Generally — constructing a good argument often means giving multiple lines of reasoning. If you only give one line of reasoning, then your argument is likely only going to be convincing to people who believe a specific set of premises.
Many people who want to say something controversial will recognize this, and they’ll respond by giving more than one example of whatever they’re trying to argue. They assume some people might balk at their first example and need a second one to be convinced.
The problem is that, as far as I can tell, people usually stop reading the first time they get to a statement they disagree with.
That’s a very big problem for long posts!
As far as I can tell, when you think someone is playing fast and loose with the facts, you should stop treating them as a credible source.
However, I think most programming arguments aren’t about subjects where you can really play fast and loose with the facts. Usually they’re about situations where almost all the information is public.
In general, if I’m giving you a line of reasoning (rather than claims of fact), then you don’t have to trust my credibility at all to hear out whether I’m telling the truth. If I’m telling you that 528 times 256 is equal to 135168, I’m not asking you to take anything on faith. You can independently verify that.
I also think that it’s pretty rare, when someone’s expecting a hostile reception, for that person to be straightforwardly wrong. Usually their claims are objectionable — not wrong, objectionable.
Frankly, you can argue both sides of a lot of issues in programming, because a lot of arguments come down to the question of whether things are satisfactory (a value judgment) rather than objective questions about how they are.
Usually when I see a programming discussion disappear up its own ass, it’s about that sort of thing — not the facts.
Unfortunately, I think programmers aren’t going to change in the short run.

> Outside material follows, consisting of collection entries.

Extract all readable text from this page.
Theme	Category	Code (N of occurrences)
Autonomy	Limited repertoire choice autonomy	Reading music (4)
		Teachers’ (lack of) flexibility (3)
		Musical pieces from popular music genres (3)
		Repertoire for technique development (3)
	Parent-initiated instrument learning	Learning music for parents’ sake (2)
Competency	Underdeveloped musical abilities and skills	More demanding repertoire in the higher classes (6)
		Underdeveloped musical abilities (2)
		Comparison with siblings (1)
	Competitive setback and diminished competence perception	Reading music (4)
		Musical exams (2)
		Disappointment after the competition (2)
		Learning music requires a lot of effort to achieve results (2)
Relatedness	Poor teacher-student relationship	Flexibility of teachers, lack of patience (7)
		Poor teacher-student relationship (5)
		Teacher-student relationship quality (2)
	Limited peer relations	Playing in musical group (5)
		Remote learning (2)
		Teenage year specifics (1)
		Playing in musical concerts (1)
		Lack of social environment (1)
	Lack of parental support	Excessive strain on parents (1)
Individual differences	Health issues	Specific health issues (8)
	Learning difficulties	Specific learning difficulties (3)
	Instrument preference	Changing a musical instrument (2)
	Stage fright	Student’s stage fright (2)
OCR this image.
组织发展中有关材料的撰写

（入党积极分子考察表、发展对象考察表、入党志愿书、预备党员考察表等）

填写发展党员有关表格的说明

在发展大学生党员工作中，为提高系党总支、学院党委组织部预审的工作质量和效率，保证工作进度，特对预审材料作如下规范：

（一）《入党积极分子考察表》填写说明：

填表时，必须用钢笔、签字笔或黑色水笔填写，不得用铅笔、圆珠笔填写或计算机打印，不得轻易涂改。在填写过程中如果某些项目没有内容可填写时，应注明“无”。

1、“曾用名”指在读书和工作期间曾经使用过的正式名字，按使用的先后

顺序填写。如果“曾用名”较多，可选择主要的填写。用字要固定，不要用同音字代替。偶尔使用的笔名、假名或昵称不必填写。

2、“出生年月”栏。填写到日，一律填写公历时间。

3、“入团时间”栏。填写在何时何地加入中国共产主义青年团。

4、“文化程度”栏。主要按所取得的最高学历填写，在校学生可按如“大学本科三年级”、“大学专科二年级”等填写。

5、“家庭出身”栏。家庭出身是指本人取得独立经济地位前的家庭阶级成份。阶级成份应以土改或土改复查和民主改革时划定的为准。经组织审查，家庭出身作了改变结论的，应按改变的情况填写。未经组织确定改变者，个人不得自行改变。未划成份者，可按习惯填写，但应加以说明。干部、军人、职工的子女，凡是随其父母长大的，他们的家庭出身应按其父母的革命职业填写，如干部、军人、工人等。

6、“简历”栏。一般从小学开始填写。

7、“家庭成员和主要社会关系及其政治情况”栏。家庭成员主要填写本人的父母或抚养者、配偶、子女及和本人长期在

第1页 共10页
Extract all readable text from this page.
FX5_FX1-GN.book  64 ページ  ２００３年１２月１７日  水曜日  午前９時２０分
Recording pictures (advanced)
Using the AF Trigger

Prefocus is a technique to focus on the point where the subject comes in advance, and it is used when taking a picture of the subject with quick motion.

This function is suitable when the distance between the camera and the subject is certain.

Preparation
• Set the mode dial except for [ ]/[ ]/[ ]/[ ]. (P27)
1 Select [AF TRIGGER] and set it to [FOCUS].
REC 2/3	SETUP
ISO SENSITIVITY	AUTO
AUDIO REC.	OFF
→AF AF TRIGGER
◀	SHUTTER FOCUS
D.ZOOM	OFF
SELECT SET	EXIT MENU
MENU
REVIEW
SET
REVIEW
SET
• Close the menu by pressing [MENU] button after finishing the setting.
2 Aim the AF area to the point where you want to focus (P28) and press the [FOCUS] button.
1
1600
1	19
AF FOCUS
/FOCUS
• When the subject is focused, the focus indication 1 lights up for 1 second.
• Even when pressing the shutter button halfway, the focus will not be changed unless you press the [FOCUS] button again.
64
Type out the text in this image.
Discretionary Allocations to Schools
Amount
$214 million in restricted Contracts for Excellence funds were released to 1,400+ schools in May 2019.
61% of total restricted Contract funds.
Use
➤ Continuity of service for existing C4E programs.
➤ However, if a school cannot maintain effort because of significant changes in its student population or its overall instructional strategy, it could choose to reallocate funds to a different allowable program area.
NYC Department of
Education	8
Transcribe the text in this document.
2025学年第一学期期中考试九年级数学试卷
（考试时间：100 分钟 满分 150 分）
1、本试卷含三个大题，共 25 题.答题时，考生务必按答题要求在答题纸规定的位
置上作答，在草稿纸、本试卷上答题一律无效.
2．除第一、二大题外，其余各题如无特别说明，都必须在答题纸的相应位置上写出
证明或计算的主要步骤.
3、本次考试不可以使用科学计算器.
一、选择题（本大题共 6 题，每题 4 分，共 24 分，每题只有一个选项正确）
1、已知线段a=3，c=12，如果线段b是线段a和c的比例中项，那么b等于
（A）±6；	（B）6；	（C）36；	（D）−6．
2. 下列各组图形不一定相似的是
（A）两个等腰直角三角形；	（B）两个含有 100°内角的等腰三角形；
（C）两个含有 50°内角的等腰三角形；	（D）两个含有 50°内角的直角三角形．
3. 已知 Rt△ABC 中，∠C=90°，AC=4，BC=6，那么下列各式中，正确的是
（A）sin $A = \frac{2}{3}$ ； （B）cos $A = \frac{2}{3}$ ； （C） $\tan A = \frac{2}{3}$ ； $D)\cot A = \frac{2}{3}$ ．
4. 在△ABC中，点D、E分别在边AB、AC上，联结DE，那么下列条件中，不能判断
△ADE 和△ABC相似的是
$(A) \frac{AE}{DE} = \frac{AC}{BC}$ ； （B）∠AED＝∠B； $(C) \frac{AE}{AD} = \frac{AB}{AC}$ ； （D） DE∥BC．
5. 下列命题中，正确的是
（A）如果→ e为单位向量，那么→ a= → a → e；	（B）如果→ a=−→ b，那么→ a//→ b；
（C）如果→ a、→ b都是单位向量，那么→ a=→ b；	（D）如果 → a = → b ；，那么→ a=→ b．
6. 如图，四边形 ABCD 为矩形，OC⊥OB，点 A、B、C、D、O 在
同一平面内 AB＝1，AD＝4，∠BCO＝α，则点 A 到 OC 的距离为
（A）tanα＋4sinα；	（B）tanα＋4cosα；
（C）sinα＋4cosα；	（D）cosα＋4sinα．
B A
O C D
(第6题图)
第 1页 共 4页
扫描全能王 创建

I guess my feeling is that this has led to a pretty sticky situation.
It seems like people who feel relatively accepted can claim wild and dubious things — look at the assertions people have been making for years about Haskell performance and compare them to the performance-in-practice of StateT, WriterT, and other abstractions that don’t benefit that much from stream fusion.
On the other hand, there are people who feel marginalized who try to defend their points better to match their audience’s skepticism. Those people get held to task on minor details, even if their overall argument is somewhat well-supported.
I have two recommendations. One is to disclaim upfront that you’re offering multiple reasons to believe the thing you’re arguing. You can reply to critics by attempting to show that they didn’t respond to other parts of your argument. I personally think this is foolish; the last few times I’ve seen people try this, they got subtly ridiculed. In general, I don’t think you can win back your credibility in the eyes of random people online.
My other recommendation is to make short, impressionistic arguments and appeal to the idea that there are multiple ways to demonstrate a claim that you’re making, rather than listing them. When you say “well, there are multiple reasons to believe this,” without listing them, you’re making a single claim that can’t be readily disputed and you’re appealing to the idea that there is a well-known source of authority — collective wisdom — located elsewhere.
You can also list some of those reasons by name without explaining them in detail so that someone who objects to one is forced to notice that there are other ones.
(Of course, you should always have a good explanation of what you mean in mind, just in case someone asks.)
I don’t know how to deal with the general problem that some people are marginalized. There’s a lot of assholes and idiots out there who should probably be evicted, but when people do that, it creates a vacuum that is eventually filled by worse assholes and idiots. It’s a sad state of affairs, although you can avoid it partially by using Rust.